A third preferred embodiment covers the use of other molecules besides binding agents on an array. These molecules are spotted on for the purpose of standardizing and comparing across similar arrays. For isotope labeling, same amounts of various isotopes are spotted on the array acting not only as a standard across arrays but also as a calibration tool for calculating screening of a particular type of isotope. For biotinylation labeling, a fixed amount of biotin is spotted onto each array to enable comparison and normalization between two or more arrays.

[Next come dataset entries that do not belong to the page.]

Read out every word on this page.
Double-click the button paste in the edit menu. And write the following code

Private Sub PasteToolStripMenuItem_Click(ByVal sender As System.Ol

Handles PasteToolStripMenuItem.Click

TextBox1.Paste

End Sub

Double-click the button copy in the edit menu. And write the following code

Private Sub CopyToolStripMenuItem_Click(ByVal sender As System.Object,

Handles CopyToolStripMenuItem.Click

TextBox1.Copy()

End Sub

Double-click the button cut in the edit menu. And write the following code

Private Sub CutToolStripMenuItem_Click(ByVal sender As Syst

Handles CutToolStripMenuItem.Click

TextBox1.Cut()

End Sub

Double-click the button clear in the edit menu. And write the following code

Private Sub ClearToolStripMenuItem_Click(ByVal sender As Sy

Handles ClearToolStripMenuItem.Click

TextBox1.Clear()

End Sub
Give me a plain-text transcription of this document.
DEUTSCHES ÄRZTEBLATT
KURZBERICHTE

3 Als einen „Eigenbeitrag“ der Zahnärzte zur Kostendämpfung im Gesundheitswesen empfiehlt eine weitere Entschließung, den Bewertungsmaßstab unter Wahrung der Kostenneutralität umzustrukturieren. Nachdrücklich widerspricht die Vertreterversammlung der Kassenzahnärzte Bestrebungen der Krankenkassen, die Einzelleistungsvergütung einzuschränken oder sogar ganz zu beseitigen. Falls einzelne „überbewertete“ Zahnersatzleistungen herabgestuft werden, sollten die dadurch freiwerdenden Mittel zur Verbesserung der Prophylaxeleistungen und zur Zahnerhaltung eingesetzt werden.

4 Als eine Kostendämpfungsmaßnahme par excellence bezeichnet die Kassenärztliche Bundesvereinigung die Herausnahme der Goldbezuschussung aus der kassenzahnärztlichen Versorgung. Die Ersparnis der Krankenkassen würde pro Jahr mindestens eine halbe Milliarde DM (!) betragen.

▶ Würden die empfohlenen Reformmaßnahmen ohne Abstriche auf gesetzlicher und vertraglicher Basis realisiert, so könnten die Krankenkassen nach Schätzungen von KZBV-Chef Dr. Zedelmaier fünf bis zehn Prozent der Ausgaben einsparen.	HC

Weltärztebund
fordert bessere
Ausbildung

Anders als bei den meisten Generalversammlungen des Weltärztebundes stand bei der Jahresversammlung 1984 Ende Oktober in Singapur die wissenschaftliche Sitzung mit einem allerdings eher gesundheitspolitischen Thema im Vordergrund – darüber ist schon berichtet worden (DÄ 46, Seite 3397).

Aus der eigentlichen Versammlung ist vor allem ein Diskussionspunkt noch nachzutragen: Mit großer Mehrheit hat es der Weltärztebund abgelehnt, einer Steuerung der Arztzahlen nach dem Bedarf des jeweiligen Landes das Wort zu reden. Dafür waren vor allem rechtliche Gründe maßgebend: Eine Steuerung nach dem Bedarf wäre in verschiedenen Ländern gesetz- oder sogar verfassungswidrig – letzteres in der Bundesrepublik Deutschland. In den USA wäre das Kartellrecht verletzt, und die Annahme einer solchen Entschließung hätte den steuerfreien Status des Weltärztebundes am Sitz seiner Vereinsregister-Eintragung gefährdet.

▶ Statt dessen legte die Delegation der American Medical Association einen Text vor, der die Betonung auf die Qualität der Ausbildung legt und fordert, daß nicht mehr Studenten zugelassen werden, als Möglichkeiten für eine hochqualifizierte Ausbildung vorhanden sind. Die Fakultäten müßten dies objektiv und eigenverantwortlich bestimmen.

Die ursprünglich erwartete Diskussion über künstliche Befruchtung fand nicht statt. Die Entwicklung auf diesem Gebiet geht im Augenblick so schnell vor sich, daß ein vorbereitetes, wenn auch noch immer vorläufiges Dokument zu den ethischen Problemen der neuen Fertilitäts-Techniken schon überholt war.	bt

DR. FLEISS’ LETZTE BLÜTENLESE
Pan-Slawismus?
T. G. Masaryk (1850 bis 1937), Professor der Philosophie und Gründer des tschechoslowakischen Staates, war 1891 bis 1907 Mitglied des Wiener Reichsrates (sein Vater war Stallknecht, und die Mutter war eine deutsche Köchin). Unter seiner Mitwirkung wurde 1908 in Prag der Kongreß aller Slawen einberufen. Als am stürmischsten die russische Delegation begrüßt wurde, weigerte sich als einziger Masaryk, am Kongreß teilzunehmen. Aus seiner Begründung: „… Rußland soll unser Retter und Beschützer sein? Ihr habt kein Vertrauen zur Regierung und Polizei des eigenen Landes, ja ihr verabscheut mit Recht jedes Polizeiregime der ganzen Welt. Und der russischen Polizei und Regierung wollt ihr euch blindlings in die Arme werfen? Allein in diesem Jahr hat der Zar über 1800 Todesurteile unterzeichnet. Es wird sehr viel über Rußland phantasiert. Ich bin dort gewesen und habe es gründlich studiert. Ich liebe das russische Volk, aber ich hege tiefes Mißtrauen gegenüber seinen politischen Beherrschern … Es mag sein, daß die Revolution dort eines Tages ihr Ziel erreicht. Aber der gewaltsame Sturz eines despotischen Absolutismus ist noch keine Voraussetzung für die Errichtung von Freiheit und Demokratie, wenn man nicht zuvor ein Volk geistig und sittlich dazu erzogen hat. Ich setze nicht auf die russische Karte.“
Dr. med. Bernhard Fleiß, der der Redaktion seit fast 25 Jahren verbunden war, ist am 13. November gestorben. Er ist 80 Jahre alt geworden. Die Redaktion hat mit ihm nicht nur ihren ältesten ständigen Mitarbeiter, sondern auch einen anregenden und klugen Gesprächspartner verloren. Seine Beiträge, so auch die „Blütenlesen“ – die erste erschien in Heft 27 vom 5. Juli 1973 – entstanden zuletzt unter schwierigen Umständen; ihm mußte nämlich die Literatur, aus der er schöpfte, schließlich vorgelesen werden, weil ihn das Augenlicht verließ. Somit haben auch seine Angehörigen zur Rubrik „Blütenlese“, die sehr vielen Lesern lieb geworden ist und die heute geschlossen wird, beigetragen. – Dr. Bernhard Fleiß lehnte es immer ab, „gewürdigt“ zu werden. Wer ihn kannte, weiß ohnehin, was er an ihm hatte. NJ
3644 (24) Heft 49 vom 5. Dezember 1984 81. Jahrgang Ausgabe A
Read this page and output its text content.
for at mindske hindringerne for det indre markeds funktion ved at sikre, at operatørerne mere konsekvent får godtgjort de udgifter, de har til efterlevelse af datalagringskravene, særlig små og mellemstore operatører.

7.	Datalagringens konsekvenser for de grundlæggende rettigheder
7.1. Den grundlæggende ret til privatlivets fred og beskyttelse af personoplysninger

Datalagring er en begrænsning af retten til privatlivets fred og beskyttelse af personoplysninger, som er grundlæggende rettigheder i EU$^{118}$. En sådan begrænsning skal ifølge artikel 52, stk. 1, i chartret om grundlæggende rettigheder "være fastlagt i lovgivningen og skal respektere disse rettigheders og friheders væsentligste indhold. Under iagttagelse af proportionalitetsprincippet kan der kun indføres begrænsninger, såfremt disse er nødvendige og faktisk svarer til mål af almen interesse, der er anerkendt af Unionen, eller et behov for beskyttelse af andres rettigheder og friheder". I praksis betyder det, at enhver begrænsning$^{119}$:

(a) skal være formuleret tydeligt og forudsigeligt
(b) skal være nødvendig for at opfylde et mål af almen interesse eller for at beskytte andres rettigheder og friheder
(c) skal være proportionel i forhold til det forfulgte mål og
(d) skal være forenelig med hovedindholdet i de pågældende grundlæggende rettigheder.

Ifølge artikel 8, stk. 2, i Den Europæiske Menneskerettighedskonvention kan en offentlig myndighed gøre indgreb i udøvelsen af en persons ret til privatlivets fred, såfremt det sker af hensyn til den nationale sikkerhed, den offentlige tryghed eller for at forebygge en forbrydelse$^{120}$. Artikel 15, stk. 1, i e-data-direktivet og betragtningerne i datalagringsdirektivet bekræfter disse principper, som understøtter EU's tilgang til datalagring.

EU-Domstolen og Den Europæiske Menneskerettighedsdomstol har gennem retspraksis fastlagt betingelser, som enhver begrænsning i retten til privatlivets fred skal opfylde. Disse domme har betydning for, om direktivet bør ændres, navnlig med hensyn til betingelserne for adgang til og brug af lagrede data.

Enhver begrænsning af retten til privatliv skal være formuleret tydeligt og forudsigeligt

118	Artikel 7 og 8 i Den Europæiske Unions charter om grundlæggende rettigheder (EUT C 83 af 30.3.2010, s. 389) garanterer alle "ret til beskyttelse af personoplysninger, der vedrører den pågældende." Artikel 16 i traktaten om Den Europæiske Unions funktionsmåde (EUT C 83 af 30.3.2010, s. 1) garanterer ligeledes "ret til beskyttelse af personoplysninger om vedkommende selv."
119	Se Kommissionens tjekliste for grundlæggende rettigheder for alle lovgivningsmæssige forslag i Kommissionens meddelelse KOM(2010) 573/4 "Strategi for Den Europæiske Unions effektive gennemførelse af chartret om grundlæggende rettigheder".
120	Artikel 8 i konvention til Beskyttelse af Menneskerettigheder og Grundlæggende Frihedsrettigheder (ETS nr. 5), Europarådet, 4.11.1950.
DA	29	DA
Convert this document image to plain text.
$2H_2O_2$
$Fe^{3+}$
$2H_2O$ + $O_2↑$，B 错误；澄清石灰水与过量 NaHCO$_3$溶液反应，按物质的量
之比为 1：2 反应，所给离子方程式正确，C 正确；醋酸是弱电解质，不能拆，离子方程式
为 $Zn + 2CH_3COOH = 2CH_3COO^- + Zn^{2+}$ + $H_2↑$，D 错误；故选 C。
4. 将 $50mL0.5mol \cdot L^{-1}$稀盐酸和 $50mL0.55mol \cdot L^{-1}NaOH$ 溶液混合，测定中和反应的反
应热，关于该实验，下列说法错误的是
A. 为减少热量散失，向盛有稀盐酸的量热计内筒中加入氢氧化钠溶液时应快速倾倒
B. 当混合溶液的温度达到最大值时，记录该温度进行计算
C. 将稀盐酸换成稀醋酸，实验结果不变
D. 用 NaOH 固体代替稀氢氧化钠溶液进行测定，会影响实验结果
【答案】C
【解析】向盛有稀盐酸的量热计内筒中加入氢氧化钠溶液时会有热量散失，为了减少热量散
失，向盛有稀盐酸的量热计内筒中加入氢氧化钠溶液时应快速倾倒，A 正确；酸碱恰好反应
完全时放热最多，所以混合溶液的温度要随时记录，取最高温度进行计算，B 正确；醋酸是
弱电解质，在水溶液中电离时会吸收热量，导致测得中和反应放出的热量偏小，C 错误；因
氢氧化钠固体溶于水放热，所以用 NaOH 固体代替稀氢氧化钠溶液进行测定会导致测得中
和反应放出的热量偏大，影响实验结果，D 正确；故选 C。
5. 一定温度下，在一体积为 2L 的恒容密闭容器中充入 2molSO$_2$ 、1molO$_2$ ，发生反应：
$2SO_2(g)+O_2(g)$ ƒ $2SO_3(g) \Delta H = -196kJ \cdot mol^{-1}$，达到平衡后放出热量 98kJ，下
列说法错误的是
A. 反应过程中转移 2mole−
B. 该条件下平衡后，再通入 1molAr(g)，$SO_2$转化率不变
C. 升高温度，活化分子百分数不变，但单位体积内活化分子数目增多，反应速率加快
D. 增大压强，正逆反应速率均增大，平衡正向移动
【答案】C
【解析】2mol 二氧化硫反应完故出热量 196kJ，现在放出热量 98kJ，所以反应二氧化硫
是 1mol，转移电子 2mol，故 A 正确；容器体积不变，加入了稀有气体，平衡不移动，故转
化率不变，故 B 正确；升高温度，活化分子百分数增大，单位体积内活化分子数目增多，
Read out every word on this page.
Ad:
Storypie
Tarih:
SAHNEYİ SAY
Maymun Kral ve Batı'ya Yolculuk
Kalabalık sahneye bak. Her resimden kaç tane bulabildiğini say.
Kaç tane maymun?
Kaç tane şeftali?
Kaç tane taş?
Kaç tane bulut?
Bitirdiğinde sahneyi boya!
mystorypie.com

A fourth preferred embodiment comprises alternative methods to label biological samples without altering their chemical structures or property. Biological samples, such as those from humans, can not be readily labeled with radioactive isotopes by metabolic incorporation because such labeling would require ingestion of radioactive materials. Nonetheless, labeled human biological samples are required to enable discoveries of biomarkers in disease condition or drug treatments in human. To overcome the obstacle, this method incorporates neutron activation - the same method used to make most artificial heavy and radioactive isotopes. Letting biological samples be bombarded with neutrons from source such as nuclear reactors or other neutron generating device can turn the samples radioactive over time. Briefly, samples contain stable isotopes such as hydrogen, carbon- 12, sulfur-32, phosphorus-31 , and few other less abundant trace elements that can gain additional neutrons and become radioactive isotopes such as tritium, Carbon-14, Sulfur-35, Phosphorus-32 or Phosρhorus-33 as a result of neutron bombardment. In addition other stable isotopes are also formed as a result of neutron bombardment. Isotopes such as 2H, 13C, 15N, and 18O can code these samples to be differentiated from regular isotopes by mass spectrometry. The above descriptions provide methodologies for which a broad spectrum of particular analysis may apply. Accordingly, the following examples are provided to further enhance the users understanding of the invention but in no way are intended to limit the particular application of the method described above.
EXAMPLES
Example 1: High-throughput drug screening assay development A cell line is used to study the effect of a drug and also to develop new high-throughput screenings for new drugs. Cells are grown in identical ways in various culture flasks at the beginning before separating into different groups. One group is treated with a known drug (with known therapeutic efficacy) while the cell are metabolically labeled with 14C-Cystein and Methionine. Another group is treated with vehicle control (the same amount of solvents used to deliver the drag) while the cells are metabolically labeled with 3H-Cystein and Methionine. Other groups are treated with potential compounds while being labeled with 35S-Cystein and Methionine. Samples from 14C and 3H labeled cells are mixed together and apply to protein arrays to look for changes in protein expression. The proteins from both samples compete for binding to binding agents on the array. As a result, if more of a particular protein is present in one sample, then more of that protein would also bind to its specific binding agent in the exact proportion. The array is then washed with different stringency buffers to retain only certain bindings and then read for radioactivity.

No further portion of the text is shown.